Durante una riunione del Comitato Centrale del Partito Comunista Spagnolo viene assassinato - a porte chiuse dall'interno in una stanza in cui per un attimo manca la luce - il Segretario Generale, Fernando Garrido. Siamo nei primi anni seguenti al regime franchista, il fatto scatena un putiferio che minaccia di destabilizzare tutta la nazione. Per fare luce sugli eventi viene assoldato il detective privato Pepe Carvalho. Questi si trova invischiato in una storia che pare essere più grande di lui, tra donne seducenti, intrighi politici di difficile lettura, pendagli da forca e servizi segreti vari. In realtà la soluzione dell'enigma è molto semplice, ed emerge in tutta la sua disarmante evidenza alla fine del libro. Un libro che parte con ritmo agonico e procede stentatamente, scritto con uno stile cerebrale, dal mio punto di vista veramente poco entusiasmante. Il racconto non è diviso in capitoli - cosa abbastanza inusuale - per cui il lettore si trova a dovere leggere oltre duecento pagine filate. Manuel Vazquez Montalban scrive in modo estremamente complesso, con continui flashback difficilmente distinguibili dal resto del testo e con interminabili descrizioni enogastronomiche. Anche la possibilità di contaminare questo giallo con elementi storico-politici di rilievo viene persa dallo scrittore spagnolo. Da questo punto di vista mi sembra semplicemente una spietata critica della struttura e delle modalità operative del pertito comunista e dei suoi intellettualismi. Pepe Carvalho è un automa da indagine, interessato solo dalle donne e dal mangiare, con una notevole predilezione per i piaceri di Lucullo. L'esperienza dell'opposizione al regime franchista viene liquidata in modo disarmante, presentando tutti i dirigenti del Partito Comunista come una massa di pseudointellettuali acefali, qualora non corrotti. La storia è molto semplice nella sostanza ma estremamente complessa e cerebrale nella forma, per cui il prodotto finale è dal mio punto di vista del tutto mediocre. Secondo me Manuel Vazquez Montalban non merita nel modo più assoluto la fama di cui gode. Dubito che leggerò altri suoi libri.

mercoledì 2 gennaio 2008

Manuel Vazquez Montalban, un modo di scrivere decisamente poco fluido.

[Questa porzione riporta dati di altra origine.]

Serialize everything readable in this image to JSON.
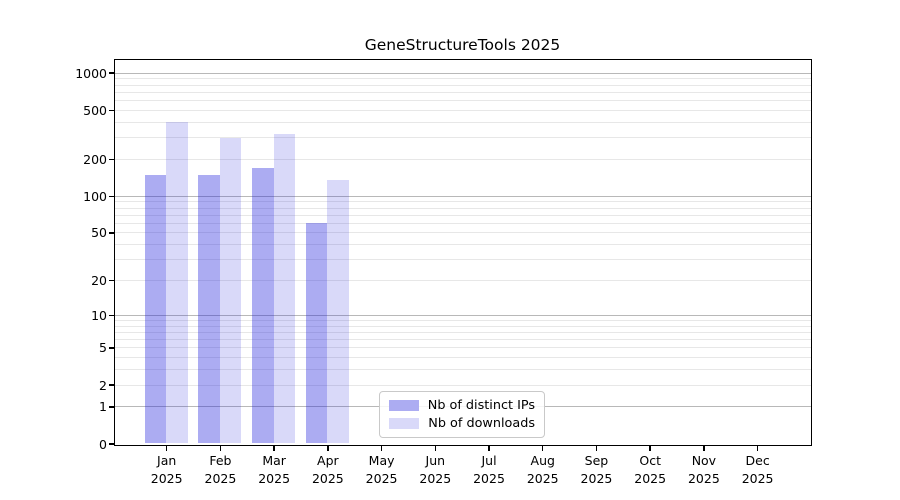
{
  "chart_data": {
    "type": "bar",
    "title": "GeneStructureTools 2025",
    "categories": [
      "Jan",
      "Feb",
      "Mar",
      "Apr",
      "May",
      "Jun",
      "Jul",
      "Aug",
      "Sep",
      "Oct",
      "Nov",
      "Dec"
    ],
    "category_year": "2025",
    "series": [
      {
        "name": "Nb of distinct IPs",
        "hex": "#acacf2",
        "fill": "rgba(30,30,220,0.37)",
        "values": [
          149,
          147,
          168,
          60,
          0,
          0,
          0,
          0,
          0,
          0,
          0,
          0
        ]
      },
      {
        "name": "Nb of downloads",
        "hex": "#d9d9f9",
        "fill": "rgba(30,30,220,0.17)",
        "values": [
          398,
          297,
          318,
          134,
          0,
          0,
          0,
          0,
          0,
          0,
          0,
          0
        ]
      }
    ],
    "y_scale": "log1p",
    "ylim": [
      0,
      1280
    ],
    "y_ticks": [
      0,
      1,
      2,
      5,
      10,
      20,
      50,
      100,
      200,
      500,
      1000
    ],
    "y_major_gridlines": [
      1,
      10,
      100,
      1000
    ],
    "y_minor_gridlines": [
      2,
      3,
      4,
      5,
      6,
      7,
      8,
      9,
      20,
      30,
      40,
      50,
      60,
      70,
      80,
      90,
      200,
      300,
      400,
      500,
      600,
      700,
      800,
      900
    ],
    "grid": true,
    "legend_position": "bottom-center",
    "colors": {
      "major_grid": "#b8b8b8",
      "minor_grid": "#e7e7e7",
      "spine": "#000000",
      "background": "#ffffff"
    }
  }
}
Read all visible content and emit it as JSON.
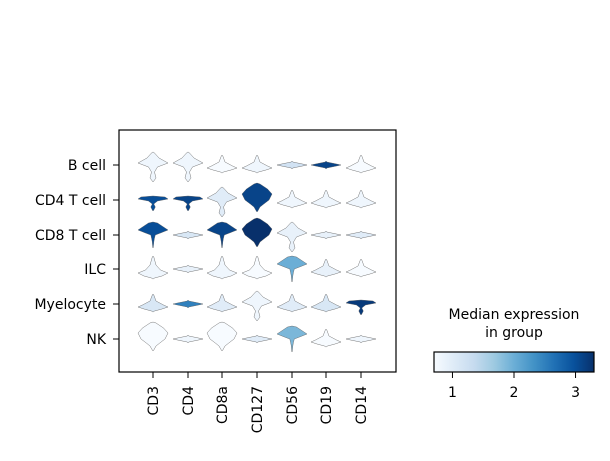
{
  "chart_data": {
    "type": "stacked violin",
    "groups": [
      "B cell",
      "CD4 T cell",
      "CD8 T cell",
      "ILC",
      "Myelocyte",
      "NK"
    ],
    "genes": [
      "CD3",
      "CD4",
      "CD8a",
      "CD127",
      "CD56",
      "CD19",
      "CD14"
    ],
    "median_expression": [
      [
        0.8,
        0.8,
        0.6,
        0.8,
        1.2,
        3.1,
        0.6
      ],
      [
        3.0,
        3.1,
        1.0,
        3.1,
        0.8,
        0.8,
        0.8
      ],
      [
        3.0,
        1.1,
        3.1,
        3.3,
        0.9,
        0.9,
        1.0
      ],
      [
        0.8,
        0.9,
        0.8,
        0.7,
        2.0,
        0.9,
        0.6
      ],
      [
        1.1,
        2.5,
        1.0,
        0.8,
        1.0,
        1.1,
        3.2
      ],
      [
        0.7,
        0.8,
        0.7,
        1.0,
        1.9,
        0.7,
        0.8
      ]
    ],
    "colorbar": {
      "title": "Median expression\nin group",
      "colormap": "Blues",
      "range": [
        0.7,
        3.3
      ],
      "ticks": [
        1,
        2,
        3
      ]
    }
  }
}
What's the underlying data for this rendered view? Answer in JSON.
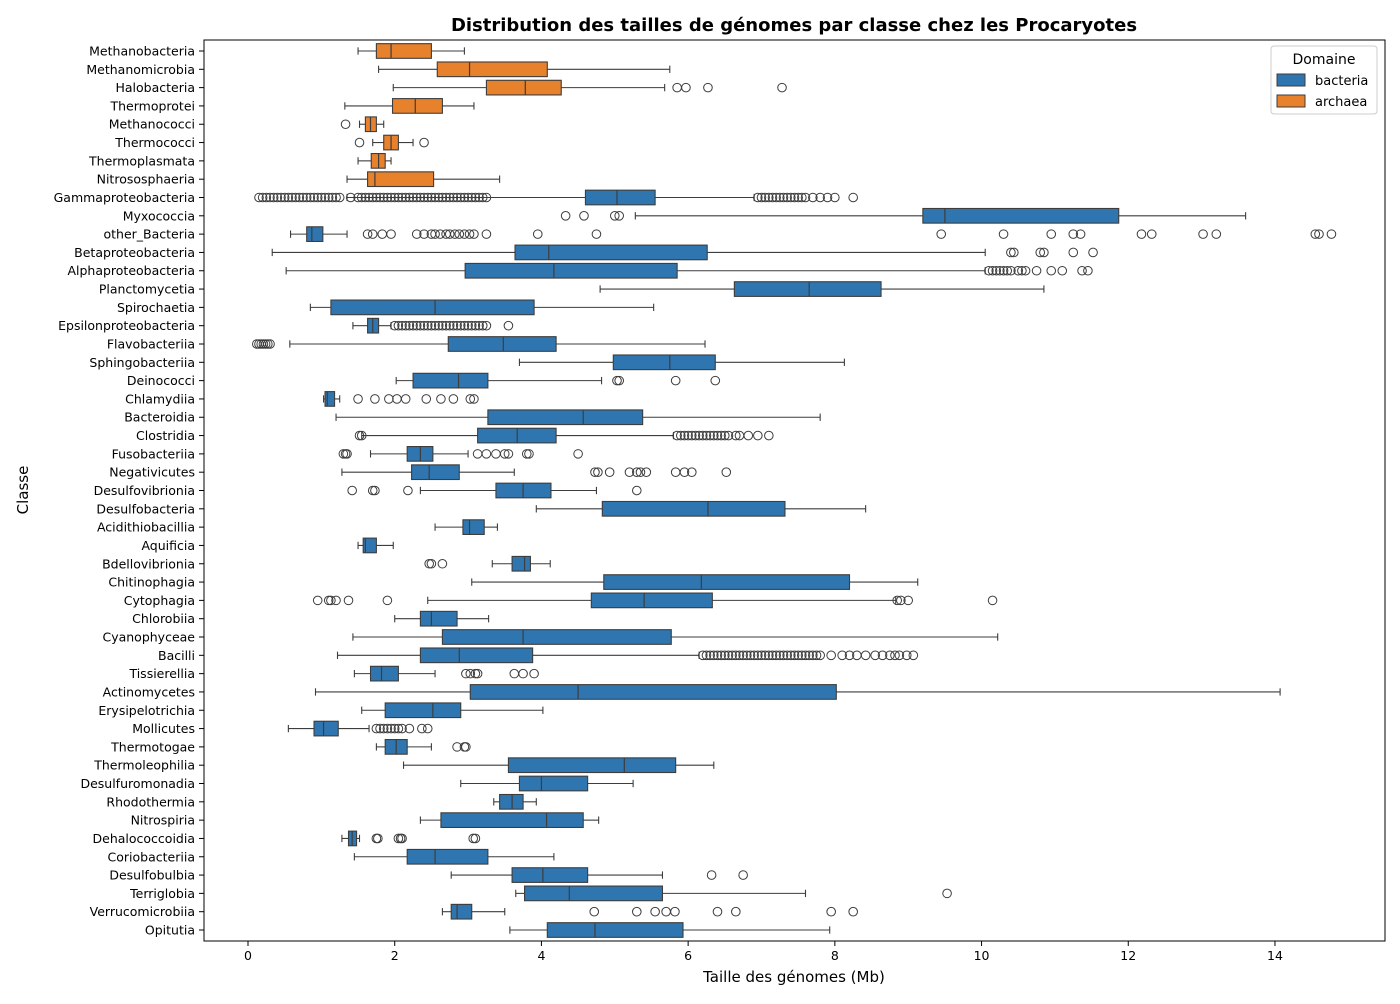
{
  "chart_data": {
    "type": "box",
    "orientation": "horizontal",
    "title": "Distribution des tailles de génomes par classe chez les Procaryotes",
    "xlabel": "Taille des génomes (Mb)",
    "ylabel": "Classe",
    "xlim": [
      -0.6,
      15.5
    ],
    "xticks": [
      0,
      2,
      4,
      6,
      8,
      10,
      12,
      14
    ],
    "grid": false,
    "legend": {
      "title": "Domaine",
      "placement": "top-right",
      "entries": [
        {
          "label": "bacteria",
          "color": "#2f76b0"
        },
        {
          "label": "archaea",
          "color": "#e7812b"
        }
      ]
    },
    "series": [
      {
        "category": "Methanobacteria",
        "domain": "archaea",
        "whislo": 1.5,
        "q1": 1.75,
        "median": 1.95,
        "q3": 2.5,
        "whishi": 2.95,
        "fliers": []
      },
      {
        "category": "Methanomicrobia",
        "domain": "archaea",
        "whislo": 1.78,
        "q1": 2.58,
        "median": 3.02,
        "q3": 4.08,
        "whishi": 5.75,
        "fliers": []
      },
      {
        "category": "Halobacteria",
        "domain": "archaea",
        "whislo": 1.98,
        "q1": 3.25,
        "median": 3.78,
        "q3": 4.27,
        "whishi": 5.68,
        "fliers": [
          5.85,
          5.97,
          6.27,
          7.28
        ]
      },
      {
        "category": "Thermoprotei",
        "domain": "archaea",
        "whislo": 1.32,
        "q1": 1.97,
        "median": 2.28,
        "q3": 2.65,
        "whishi": 3.08,
        "fliers": []
      },
      {
        "category": "Methanococci",
        "domain": "archaea",
        "whislo": 1.52,
        "q1": 1.6,
        "median": 1.67,
        "q3": 1.75,
        "whishi": 1.85,
        "fliers": [
          1.33
        ]
      },
      {
        "category": "Thermococci",
        "domain": "archaea",
        "whislo": 1.7,
        "q1": 1.85,
        "median": 1.95,
        "q3": 2.05,
        "whishi": 2.25,
        "fliers": [
          1.52,
          2.4
        ]
      },
      {
        "category": "Thermoplasmata",
        "domain": "archaea",
        "whislo": 1.5,
        "q1": 1.68,
        "median": 1.78,
        "q3": 1.87,
        "whishi": 1.95,
        "fliers": []
      },
      {
        "category": "Nitrososphaeria",
        "domain": "archaea",
        "whislo": 1.35,
        "q1": 1.63,
        "median": 1.73,
        "q3": 2.53,
        "whishi": 3.43,
        "fliers": []
      },
      {
        "category": "Gammaproteobacteria",
        "domain": "bacteria",
        "whislo": 1.35,
        "q1": 4.6,
        "median": 5.03,
        "q3": 5.55,
        "whishi": 6.9,
        "fliers": [
          0.15,
          0.2,
          0.25,
          0.3,
          0.35,
          0.4,
          0.45,
          0.5,
          0.55,
          0.6,
          0.65,
          0.7,
          0.75,
          0.8,
          0.85,
          0.9,
          0.95,
          1.0,
          1.05,
          1.1,
          1.15,
          1.2,
          1.25,
          1.4,
          1.5,
          1.55,
          1.6,
          1.65,
          1.7,
          1.75,
          1.8,
          1.85,
          1.9,
          1.95,
          2.0,
          2.05,
          2.1,
          2.15,
          2.2,
          2.25,
          2.3,
          2.35,
          2.4,
          2.45,
          2.5,
          2.55,
          2.6,
          2.65,
          2.7,
          2.75,
          2.8,
          2.85,
          2.9,
          2.95,
          3.0,
          3.05,
          3.1,
          3.15,
          3.2,
          3.25,
          6.95,
          7.0,
          7.05,
          7.1,
          7.15,
          7.2,
          7.25,
          7.3,
          7.35,
          7.4,
          7.45,
          7.5,
          7.55,
          7.6,
          7.7,
          7.8,
          7.9,
          8.0,
          8.25
        ]
      },
      {
        "category": "Myxococcia",
        "domain": "bacteria",
        "whislo": 5.28,
        "q1": 9.2,
        "median": 9.5,
        "q3": 11.87,
        "whishi": 13.6,
        "fliers": [
          4.33,
          4.58,
          5.0,
          5.06
        ]
      },
      {
        "category": "other_Bacteria",
        "domain": "bacteria",
        "whislo": 0.58,
        "q1": 0.8,
        "median": 0.87,
        "q3": 1.02,
        "whishi": 1.35,
        "fliers": [
          1.63,
          1.7,
          1.83,
          1.95,
          2.3,
          2.4,
          2.5,
          2.55,
          2.62,
          2.7,
          2.75,
          2.82,
          2.88,
          2.95,
          3.02,
          3.08,
          3.25,
          3.95,
          4.75,
          9.45,
          10.3,
          10.95,
          11.25,
          11.35,
          12.18,
          12.32,
          13.02,
          13.2,
          14.55,
          14.6,
          14.77
        ]
      },
      {
        "category": "Betaproteobacteria",
        "domain": "bacteria",
        "whislo": 0.33,
        "q1": 3.64,
        "median": 4.1,
        "q3": 6.26,
        "whishi": 10.05,
        "fliers": [
          10.4,
          10.44,
          10.8,
          10.85,
          11.25,
          11.52
        ]
      },
      {
        "category": "Alphaproteobacteria",
        "domain": "bacteria",
        "whislo": 0.52,
        "q1": 2.96,
        "median": 4.17,
        "q3": 5.85,
        "whishi": 10.05,
        "fliers": [
          10.1,
          10.15,
          10.2,
          10.25,
          10.3,
          10.35,
          10.4,
          10.5,
          10.55,
          10.6,
          10.75,
          10.95,
          11.1,
          11.37,
          11.45
        ]
      },
      {
        "category": "Planctomycetia",
        "domain": "bacteria",
        "whislo": 4.8,
        "q1": 6.63,
        "median": 7.65,
        "q3": 8.63,
        "whishi": 10.85,
        "fliers": []
      },
      {
        "category": "Spirochaetia",
        "domain": "bacteria",
        "whislo": 0.85,
        "q1": 1.13,
        "median": 2.55,
        "q3": 3.9,
        "whishi": 5.53,
        "fliers": []
      },
      {
        "category": "Epsilonproteobacteria",
        "domain": "bacteria",
        "whislo": 1.43,
        "q1": 1.63,
        "median": 1.7,
        "q3": 1.78,
        "whishi": 1.95,
        "fliers": [
          2.0,
          2.05,
          2.1,
          2.15,
          2.2,
          2.25,
          2.3,
          2.35,
          2.4,
          2.45,
          2.5,
          2.55,
          2.6,
          2.65,
          2.7,
          2.75,
          2.8,
          2.85,
          2.9,
          2.95,
          3.0,
          3.05,
          3.1,
          3.15,
          3.2,
          3.25,
          3.55
        ]
      },
      {
        "category": "Flavobacteriia",
        "domain": "bacteria",
        "whislo": 0.57,
        "q1": 2.73,
        "median": 3.48,
        "q3": 4.2,
        "whishi": 6.23,
        "fliers": [
          0.12,
          0.15,
          0.18,
          0.21,
          0.24,
          0.27,
          0.3
        ]
      },
      {
        "category": "Sphingobacteriia",
        "domain": "bacteria",
        "whislo": 3.7,
        "q1": 4.98,
        "median": 5.75,
        "q3": 6.37,
        "whishi": 8.13,
        "fliers": []
      },
      {
        "category": "Deinococci",
        "domain": "bacteria",
        "whislo": 2.02,
        "q1": 2.25,
        "median": 2.87,
        "q3": 3.27,
        "whishi": 4.82,
        "fliers": [
          5.03,
          5.06,
          5.83,
          6.37
        ]
      },
      {
        "category": "Chlamydiia",
        "domain": "bacteria",
        "whislo": 1.03,
        "q1": 1.05,
        "median": 1.08,
        "q3": 1.18,
        "whishi": 1.25,
        "fliers": [
          1.5,
          1.73,
          1.92,
          2.03,
          2.15,
          2.43,
          2.63,
          2.8,
          3.03,
          3.08
        ]
      },
      {
        "category": "Bacteroidia",
        "domain": "bacteria",
        "whislo": 1.2,
        "q1": 3.27,
        "median": 4.57,
        "q3": 5.38,
        "whishi": 7.8,
        "fliers": []
      },
      {
        "category": "Clostridia",
        "domain": "bacteria",
        "whislo": 1.55,
        "q1": 3.13,
        "median": 3.67,
        "q3": 4.2,
        "whishi": 5.8,
        "fliers": [
          1.52,
          1.55,
          5.85,
          5.9,
          5.95,
          6.0,
          6.05,
          6.1,
          6.15,
          6.2,
          6.25,
          6.3,
          6.35,
          6.4,
          6.45,
          6.5,
          6.55,
          6.65,
          6.7,
          6.82,
          6.95,
          7.1
        ]
      },
      {
        "category": "Fusobacteriia",
        "domain": "bacteria",
        "whislo": 1.67,
        "q1": 2.17,
        "median": 2.35,
        "q3": 2.52,
        "whishi": 3.0,
        "fliers": [
          1.3,
          1.33,
          1.35,
          3.13,
          3.25,
          3.38,
          3.5,
          3.55,
          3.8,
          3.83,
          4.5
        ]
      },
      {
        "category": "Negativicutes",
        "domain": "bacteria",
        "whislo": 1.28,
        "q1": 2.23,
        "median": 2.47,
        "q3": 2.88,
        "whishi": 3.63,
        "fliers": [
          4.73,
          4.77,
          4.93,
          5.2,
          5.3,
          5.35,
          5.43,
          5.83,
          5.95,
          6.05,
          6.52
        ]
      },
      {
        "category": "Desulfovibrionia",
        "domain": "bacteria",
        "whislo": 2.35,
        "q1": 3.38,
        "median": 3.75,
        "q3": 4.13,
        "whishi": 4.75,
        "fliers": [
          1.42,
          1.7,
          1.73,
          2.18,
          5.3
        ]
      },
      {
        "category": "Desulfobacteria",
        "domain": "bacteria",
        "whislo": 3.93,
        "q1": 4.83,
        "median": 6.27,
        "q3": 7.32,
        "whishi": 8.42,
        "fliers": []
      },
      {
        "category": "Acidithiobacillia",
        "domain": "bacteria",
        "whislo": 2.55,
        "q1": 2.93,
        "median": 3.02,
        "q3": 3.22,
        "whishi": 3.4,
        "fliers": []
      },
      {
        "category": "Aquificia",
        "domain": "bacteria",
        "whislo": 1.5,
        "q1": 1.57,
        "median": 1.6,
        "q3": 1.75,
        "whishi": 1.98,
        "fliers": []
      },
      {
        "category": "Bdellovibrionia",
        "domain": "bacteria",
        "whislo": 3.33,
        "q1": 3.6,
        "median": 3.77,
        "q3": 3.85,
        "whishi": 4.12,
        "fliers": [
          2.47,
          2.5,
          2.65
        ]
      },
      {
        "category": "Chitinophagia",
        "domain": "bacteria",
        "whislo": 3.05,
        "q1": 4.85,
        "median": 6.18,
        "q3": 8.2,
        "whishi": 9.13,
        "fliers": []
      },
      {
        "category": "Cytophagia",
        "domain": "bacteria",
        "whislo": 2.45,
        "q1": 4.68,
        "median": 5.4,
        "q3": 6.33,
        "whishi": 8.83,
        "fliers": [
          0.95,
          1.1,
          1.13,
          1.2,
          1.37,
          1.9,
          8.85,
          8.9,
          9.0,
          10.15
        ]
      },
      {
        "category": "Chlorobiia",
        "domain": "bacteria",
        "whislo": 2.0,
        "q1": 2.35,
        "median": 2.5,
        "q3": 2.85,
        "whishi": 3.28,
        "fliers": []
      },
      {
        "category": "Cyanophyceae",
        "domain": "bacteria",
        "whislo": 1.43,
        "q1": 2.65,
        "median": 3.75,
        "q3": 5.77,
        "whishi": 10.22,
        "fliers": []
      },
      {
        "category": "Bacilli",
        "domain": "bacteria",
        "whislo": 1.22,
        "q1": 2.35,
        "median": 2.88,
        "q3": 3.88,
        "whishi": 6.15,
        "fliers": [
          6.2,
          6.25,
          6.3,
          6.35,
          6.4,
          6.45,
          6.5,
          6.55,
          6.6,
          6.65,
          6.7,
          6.75,
          6.8,
          6.85,
          6.9,
          6.95,
          7.0,
          7.05,
          7.1,
          7.15,
          7.2,
          7.25,
          7.3,
          7.35,
          7.4,
          7.45,
          7.5,
          7.55,
          7.6,
          7.65,
          7.7,
          7.75,
          7.8,
          7.95,
          8.1,
          8.2,
          8.3,
          8.42,
          8.55,
          8.65,
          8.75,
          8.82,
          8.88,
          8.98,
          9.07
        ]
      },
      {
        "category": "Tissierellia",
        "domain": "bacteria",
        "whislo": 1.45,
        "q1": 1.67,
        "median": 1.82,
        "q3": 2.05,
        "whishi": 2.55,
        "fliers": [
          2.97,
          3.03,
          3.1,
          3.13,
          3.63,
          3.75,
          3.9
        ]
      },
      {
        "category": "Actinomycetes",
        "domain": "bacteria",
        "whislo": 0.92,
        "q1": 3.03,
        "median": 4.5,
        "q3": 8.02,
        "whishi": 14.07,
        "fliers": []
      },
      {
        "category": "Erysipelotrichia",
        "domain": "bacteria",
        "whislo": 1.55,
        "q1": 1.87,
        "median": 2.52,
        "q3": 2.9,
        "whishi": 4.02,
        "fliers": []
      },
      {
        "category": "Mollicutes",
        "domain": "bacteria",
        "whislo": 0.55,
        "q1": 0.9,
        "median": 1.03,
        "q3": 1.23,
        "whishi": 1.65,
        "fliers": [
          1.75,
          1.8,
          1.85,
          1.9,
          1.95,
          2.0,
          2.05,
          2.1,
          2.2,
          2.37,
          2.45
        ]
      },
      {
        "category": "Thermotogae",
        "domain": "bacteria",
        "whislo": 1.75,
        "q1": 1.87,
        "median": 2.02,
        "q3": 2.17,
        "whishi": 2.5,
        "fliers": [
          2.85,
          2.95,
          2.97
        ]
      },
      {
        "category": "Thermoleophilia",
        "domain": "bacteria",
        "whislo": 2.12,
        "q1": 3.55,
        "median": 5.13,
        "q3": 5.83,
        "whishi": 6.35,
        "fliers": []
      },
      {
        "category": "Desulfuromonadia",
        "domain": "bacteria",
        "whislo": 2.9,
        "q1": 3.7,
        "median": 4.0,
        "q3": 4.63,
        "whishi": 5.25,
        "fliers": []
      },
      {
        "category": "Rhodothermia",
        "domain": "bacteria",
        "whislo": 3.35,
        "q1": 3.43,
        "median": 3.6,
        "q3": 3.75,
        "whishi": 3.93,
        "fliers": []
      },
      {
        "category": "Nitrospiria",
        "domain": "bacteria",
        "whislo": 2.35,
        "q1": 2.63,
        "median": 4.07,
        "q3": 4.57,
        "whishi": 4.78,
        "fliers": []
      },
      {
        "category": "Dehalococcoidia",
        "domain": "bacteria",
        "whislo": 1.28,
        "q1": 1.37,
        "median": 1.42,
        "q3": 1.48,
        "whishi": 1.52,
        "fliers": [
          1.75,
          1.77,
          2.05,
          2.08,
          2.1,
          3.07,
          3.1
        ]
      },
      {
        "category": "Coriobacteriia",
        "domain": "bacteria",
        "whislo": 1.45,
        "q1": 2.17,
        "median": 2.55,
        "q3": 3.27,
        "whishi": 4.17,
        "fliers": []
      },
      {
        "category": "Desulfobulbia",
        "domain": "bacteria",
        "whislo": 2.77,
        "q1": 3.6,
        "median": 4.02,
        "q3": 4.63,
        "whishi": 5.65,
        "fliers": [
          6.32,
          6.75
        ]
      },
      {
        "category": "Terriglobia",
        "domain": "bacteria",
        "whislo": 3.65,
        "q1": 3.77,
        "median": 4.38,
        "q3": 5.65,
        "whishi": 7.6,
        "fliers": [
          9.53
        ]
      },
      {
        "category": "Verrucomicrobiia",
        "domain": "bacteria",
        "whislo": 2.65,
        "q1": 2.77,
        "median": 2.85,
        "q3": 3.05,
        "whishi": 3.5,
        "fliers": [
          4.72,
          5.3,
          5.55,
          5.7,
          5.82,
          6.4,
          6.65,
          7.95,
          8.25
        ]
      },
      {
        "category": "Opitutia",
        "domain": "bacteria",
        "whislo": 3.57,
        "q1": 4.08,
        "median": 4.73,
        "q3": 5.93,
        "whishi": 7.93,
        "fliers": []
      }
    ]
  }
}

Prosegue la lettura del libro "Assassinio al Comitato Centrale", dello scrittore spagnolo Manuel Vazquez Montalban. Sono ben oltre la metà. Nonostante la storia si sia ripresa un minimo (l'inizio era a dir poco agonico), devo dire che sono sempre più perplesso sullo stile di questo scrittore, del quale avevo letto recensioni entusiastiche. Mah. Una prima particolarità è che il libro non è diviso in capitoli. E' un unico blocco di 220 pagine. Questo fatto già di per sé non aiuta il lettore. A dare il colpo di grazia è il modo di scrivere di Montalban, estremamente cerebrale, con continui flashback difficilmente riconoscibili all'interno della storia. Nel racconto ci sono poi molti personaggi minori, i cui incasinati nomi in spagnolo costringono a continue riletture per cercare di capire di chi si sta parlando. Dato che il racconto non è diviso in capitoli, ritrovare il punto giusto non è facile. Ulteriore confusione è prodotta dalle continue descrizioni di cibarie e preparazioni di pietanze varie, del tutto inessenziali dal punto di vista del racconto in sé. La storia è poi a dir poco estremamente semplice, quasi banale nel suo sviluppo. Anni luce di distanza da Agatha Christie. Insomma di questo libro e del suo autore si salva ben poco.